はたして俺は、もとのカラダに戻れるのだろうか?
はじめに、これだけはいいたい。
主人公を『携帯電話』、『俺』だと名乗るやつだと思ってこの作品を購入すると大怪我しますよ?
『俺』は主人公ではなく、一番適していると思われるのが傍観者や語り部でしょうか。
この作品、個人的に評価できると感じたのは表現方法です。
物語とは一般的に主人公が動くことで物語を動かすものが多いですが、この作品は主人公の視点を動けない携帯電話として完全に固定して、逆に周りを動かすことで物語を動かす手法です。
その点では冒険的な試みだと感じるが、他の著者がやらない理由も理解できた。
主人公が動けない、周りの人間と会話できないことで、読者に対してかなりの抑圧を強いる。読んでいて息苦しくてしかたない。

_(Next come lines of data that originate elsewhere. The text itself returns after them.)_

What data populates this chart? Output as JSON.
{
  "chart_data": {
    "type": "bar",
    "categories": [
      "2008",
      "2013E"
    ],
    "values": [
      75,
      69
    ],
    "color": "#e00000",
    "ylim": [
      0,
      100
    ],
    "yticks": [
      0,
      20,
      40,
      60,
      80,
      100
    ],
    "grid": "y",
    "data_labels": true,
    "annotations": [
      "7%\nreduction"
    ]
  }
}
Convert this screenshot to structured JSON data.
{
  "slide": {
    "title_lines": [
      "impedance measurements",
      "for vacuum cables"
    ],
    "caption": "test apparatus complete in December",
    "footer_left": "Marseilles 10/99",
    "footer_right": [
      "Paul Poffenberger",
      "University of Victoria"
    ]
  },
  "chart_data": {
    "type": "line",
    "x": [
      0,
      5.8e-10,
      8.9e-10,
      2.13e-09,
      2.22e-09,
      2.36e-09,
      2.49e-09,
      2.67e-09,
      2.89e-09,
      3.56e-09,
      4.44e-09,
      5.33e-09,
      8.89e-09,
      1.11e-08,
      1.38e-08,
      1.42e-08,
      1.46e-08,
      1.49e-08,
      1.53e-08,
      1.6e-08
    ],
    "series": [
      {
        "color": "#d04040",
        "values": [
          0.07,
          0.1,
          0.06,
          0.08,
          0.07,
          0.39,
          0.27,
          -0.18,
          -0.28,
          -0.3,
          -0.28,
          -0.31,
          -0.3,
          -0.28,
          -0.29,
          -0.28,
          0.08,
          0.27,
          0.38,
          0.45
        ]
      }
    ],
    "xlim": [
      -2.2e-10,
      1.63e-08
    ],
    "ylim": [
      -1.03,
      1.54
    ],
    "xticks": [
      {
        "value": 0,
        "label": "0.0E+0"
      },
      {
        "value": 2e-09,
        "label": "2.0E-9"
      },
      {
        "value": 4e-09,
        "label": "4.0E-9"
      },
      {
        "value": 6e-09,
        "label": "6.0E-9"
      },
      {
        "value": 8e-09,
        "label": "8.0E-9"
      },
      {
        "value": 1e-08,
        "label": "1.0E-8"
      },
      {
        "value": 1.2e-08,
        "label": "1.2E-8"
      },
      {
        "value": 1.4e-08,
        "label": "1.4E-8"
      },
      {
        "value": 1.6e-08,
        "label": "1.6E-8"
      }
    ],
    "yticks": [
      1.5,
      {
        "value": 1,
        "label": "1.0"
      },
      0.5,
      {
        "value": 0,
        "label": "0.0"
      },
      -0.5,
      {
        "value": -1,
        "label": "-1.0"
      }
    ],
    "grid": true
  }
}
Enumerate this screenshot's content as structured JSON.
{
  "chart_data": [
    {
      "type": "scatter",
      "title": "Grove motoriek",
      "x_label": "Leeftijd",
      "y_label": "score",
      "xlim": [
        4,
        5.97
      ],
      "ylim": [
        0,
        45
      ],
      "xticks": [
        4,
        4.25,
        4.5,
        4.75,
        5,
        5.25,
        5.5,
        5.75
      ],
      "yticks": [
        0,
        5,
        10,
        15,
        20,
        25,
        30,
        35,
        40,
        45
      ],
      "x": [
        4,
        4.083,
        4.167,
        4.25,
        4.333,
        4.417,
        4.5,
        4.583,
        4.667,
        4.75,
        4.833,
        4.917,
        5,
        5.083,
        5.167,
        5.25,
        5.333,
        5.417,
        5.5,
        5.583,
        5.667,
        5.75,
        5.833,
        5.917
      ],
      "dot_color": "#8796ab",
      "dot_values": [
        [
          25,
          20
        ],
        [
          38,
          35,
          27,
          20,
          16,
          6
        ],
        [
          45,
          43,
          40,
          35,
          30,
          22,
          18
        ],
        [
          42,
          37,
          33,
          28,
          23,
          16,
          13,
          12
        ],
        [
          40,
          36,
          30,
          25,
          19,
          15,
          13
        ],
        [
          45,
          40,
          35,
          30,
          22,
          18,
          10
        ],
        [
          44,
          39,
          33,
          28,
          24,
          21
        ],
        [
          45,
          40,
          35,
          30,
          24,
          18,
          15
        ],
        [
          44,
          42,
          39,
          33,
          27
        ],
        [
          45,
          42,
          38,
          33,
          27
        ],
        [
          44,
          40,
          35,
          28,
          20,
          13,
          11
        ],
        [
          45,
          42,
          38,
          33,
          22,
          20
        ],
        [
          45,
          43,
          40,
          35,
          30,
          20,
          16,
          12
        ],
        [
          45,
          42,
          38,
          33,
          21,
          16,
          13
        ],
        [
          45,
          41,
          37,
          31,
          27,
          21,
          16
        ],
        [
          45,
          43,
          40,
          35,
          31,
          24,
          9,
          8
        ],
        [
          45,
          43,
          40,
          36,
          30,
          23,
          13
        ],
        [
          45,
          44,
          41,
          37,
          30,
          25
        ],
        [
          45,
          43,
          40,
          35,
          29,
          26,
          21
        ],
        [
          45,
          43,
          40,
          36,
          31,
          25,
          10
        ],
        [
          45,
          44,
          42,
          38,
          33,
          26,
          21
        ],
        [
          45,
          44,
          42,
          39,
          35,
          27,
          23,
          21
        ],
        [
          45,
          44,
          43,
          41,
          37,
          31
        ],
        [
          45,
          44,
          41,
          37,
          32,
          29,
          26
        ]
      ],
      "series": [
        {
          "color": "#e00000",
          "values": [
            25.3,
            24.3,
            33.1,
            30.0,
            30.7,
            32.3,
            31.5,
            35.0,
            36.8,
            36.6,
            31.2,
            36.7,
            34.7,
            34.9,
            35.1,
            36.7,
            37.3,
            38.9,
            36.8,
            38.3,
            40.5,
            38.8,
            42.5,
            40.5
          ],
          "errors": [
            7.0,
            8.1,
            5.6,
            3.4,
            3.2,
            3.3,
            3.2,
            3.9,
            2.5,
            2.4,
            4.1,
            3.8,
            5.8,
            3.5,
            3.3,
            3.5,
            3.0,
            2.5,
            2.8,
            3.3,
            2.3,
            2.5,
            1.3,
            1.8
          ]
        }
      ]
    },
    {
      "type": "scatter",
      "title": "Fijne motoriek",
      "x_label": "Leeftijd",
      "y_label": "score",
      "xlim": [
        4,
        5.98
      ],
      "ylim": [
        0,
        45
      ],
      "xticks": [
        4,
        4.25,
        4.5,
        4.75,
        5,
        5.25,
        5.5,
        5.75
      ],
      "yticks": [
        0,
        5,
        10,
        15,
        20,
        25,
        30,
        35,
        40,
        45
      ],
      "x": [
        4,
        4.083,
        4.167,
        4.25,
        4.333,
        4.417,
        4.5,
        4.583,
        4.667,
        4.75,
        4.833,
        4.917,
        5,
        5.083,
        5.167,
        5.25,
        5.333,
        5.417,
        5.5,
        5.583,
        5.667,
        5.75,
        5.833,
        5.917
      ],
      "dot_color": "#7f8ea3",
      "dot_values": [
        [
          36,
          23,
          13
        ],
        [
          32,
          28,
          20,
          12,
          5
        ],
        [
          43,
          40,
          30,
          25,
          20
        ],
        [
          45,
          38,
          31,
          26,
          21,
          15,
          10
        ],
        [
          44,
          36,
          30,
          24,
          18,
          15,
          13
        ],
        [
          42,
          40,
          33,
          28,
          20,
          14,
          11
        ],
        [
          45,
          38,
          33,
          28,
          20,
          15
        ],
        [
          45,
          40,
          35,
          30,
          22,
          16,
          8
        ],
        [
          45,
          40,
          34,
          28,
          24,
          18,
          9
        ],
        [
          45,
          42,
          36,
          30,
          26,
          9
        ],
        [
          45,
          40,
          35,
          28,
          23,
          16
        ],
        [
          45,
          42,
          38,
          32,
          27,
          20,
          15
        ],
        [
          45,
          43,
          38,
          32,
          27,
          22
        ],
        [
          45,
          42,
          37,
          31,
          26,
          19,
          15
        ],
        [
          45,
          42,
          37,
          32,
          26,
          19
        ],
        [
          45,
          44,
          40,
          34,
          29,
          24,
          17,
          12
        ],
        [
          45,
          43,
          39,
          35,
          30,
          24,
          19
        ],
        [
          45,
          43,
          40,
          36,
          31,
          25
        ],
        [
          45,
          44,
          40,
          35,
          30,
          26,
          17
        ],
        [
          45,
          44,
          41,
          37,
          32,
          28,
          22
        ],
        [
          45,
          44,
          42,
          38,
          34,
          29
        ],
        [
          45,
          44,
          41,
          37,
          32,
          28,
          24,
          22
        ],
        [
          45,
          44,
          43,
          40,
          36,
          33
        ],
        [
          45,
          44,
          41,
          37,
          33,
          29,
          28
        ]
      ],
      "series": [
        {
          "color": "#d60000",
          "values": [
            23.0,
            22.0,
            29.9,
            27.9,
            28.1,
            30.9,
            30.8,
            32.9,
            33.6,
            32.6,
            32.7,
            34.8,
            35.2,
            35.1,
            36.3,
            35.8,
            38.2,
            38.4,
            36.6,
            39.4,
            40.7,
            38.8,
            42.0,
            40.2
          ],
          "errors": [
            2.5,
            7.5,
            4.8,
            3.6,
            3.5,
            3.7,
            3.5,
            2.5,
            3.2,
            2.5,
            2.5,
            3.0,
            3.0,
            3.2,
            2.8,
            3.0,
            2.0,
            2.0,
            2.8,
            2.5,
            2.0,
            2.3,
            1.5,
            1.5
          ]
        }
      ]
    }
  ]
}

そして、携帯電話視点なので物語に全くといっていいほど動きがありません。ほとんどが日常の描写です。
同じ日常の描写でも、他者との交流により心が温かくなる作品やホッとする作品ならまだいいが、この作品はただ日常を描写するだけ、一人称視点にもかかわらず日常では他者との交流がないので読中は苦痛を覚える。
魔術の都合のいい解釈、人の精神に対する人権侵害、人を効率よく進化させようという驕り。
この作品に対しては受け入れられる部分がほとんどなかった。
表紙のイラストやタイトルと中身が必ずしも伴うとは限らないという勉強になった作品。